We will use an updated version of FAF-Drugs (Miteva et al., NAR 2006, 34:W738-44) to perform this step.
In this new version, about 200 rules have been implemented, including molecular weight, topological
polar surface area (TPSA) and logP, absolute and relative content of heteroatoms as well as limits
on the number of a very wide variety of functional groups, the number and size of ring systems,
the flexibility of the molecule.

We will provide the ADME/Tox filtered collection in 2D SDF and in 3D Mol2 format. For each molecule,
information about the filtering will be stored in a tabulated file. In addition, some of these data
will be attached as fields in the SDF format for convenience.


c) Diversity set


For some projects, it is beneficial to have a diversity subset representing the entire collection.
We will first compute fingerprints (over 400) for each compound, then, to estimate the diversity,
a clustering approach will be applied. A dissimilarity selection method will be applied in order
to extract a diversity set.

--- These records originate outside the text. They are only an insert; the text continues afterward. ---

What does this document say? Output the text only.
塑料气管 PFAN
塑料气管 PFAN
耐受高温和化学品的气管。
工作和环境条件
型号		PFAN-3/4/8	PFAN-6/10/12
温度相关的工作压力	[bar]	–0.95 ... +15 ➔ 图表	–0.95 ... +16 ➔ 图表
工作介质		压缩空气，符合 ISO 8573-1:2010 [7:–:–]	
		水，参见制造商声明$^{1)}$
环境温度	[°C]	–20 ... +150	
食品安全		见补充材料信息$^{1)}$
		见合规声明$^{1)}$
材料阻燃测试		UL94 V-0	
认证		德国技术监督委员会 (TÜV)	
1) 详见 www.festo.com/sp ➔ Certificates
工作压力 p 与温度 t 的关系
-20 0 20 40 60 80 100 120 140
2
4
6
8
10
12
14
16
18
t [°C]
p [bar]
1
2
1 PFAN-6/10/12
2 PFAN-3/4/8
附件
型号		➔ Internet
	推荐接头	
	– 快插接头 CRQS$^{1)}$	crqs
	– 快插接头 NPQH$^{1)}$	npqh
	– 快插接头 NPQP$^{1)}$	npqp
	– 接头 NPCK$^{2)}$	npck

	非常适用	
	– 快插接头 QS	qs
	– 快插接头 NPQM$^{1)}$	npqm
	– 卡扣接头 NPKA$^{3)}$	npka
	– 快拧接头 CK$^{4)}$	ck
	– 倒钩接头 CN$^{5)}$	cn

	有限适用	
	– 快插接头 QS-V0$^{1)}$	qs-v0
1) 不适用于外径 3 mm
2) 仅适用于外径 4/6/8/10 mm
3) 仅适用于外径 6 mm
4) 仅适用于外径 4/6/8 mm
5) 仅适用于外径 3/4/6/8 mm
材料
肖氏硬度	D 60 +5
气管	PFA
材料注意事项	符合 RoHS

Depending on the cutoff selected for definition of similarity, the number
of the diversity subset extracted will vary. We will thus provide several iverse collections of
50,000, 100,000 and 1,000,000 compounds, in 2D SDF and in 3D Mol2.


d) Random collections
It can be useful to have random collections, like to generate statistics about a collection or for some
molecular modeling projects or to compare databases, etc. We will provide several random collections of
different sizes, in 2D and in 3D.


Alternative processing upon request is possible. For instance, each compound can be generated in 3D
multiconformer states, the ADME/Tox filtering can be very soft or very stringent…etc.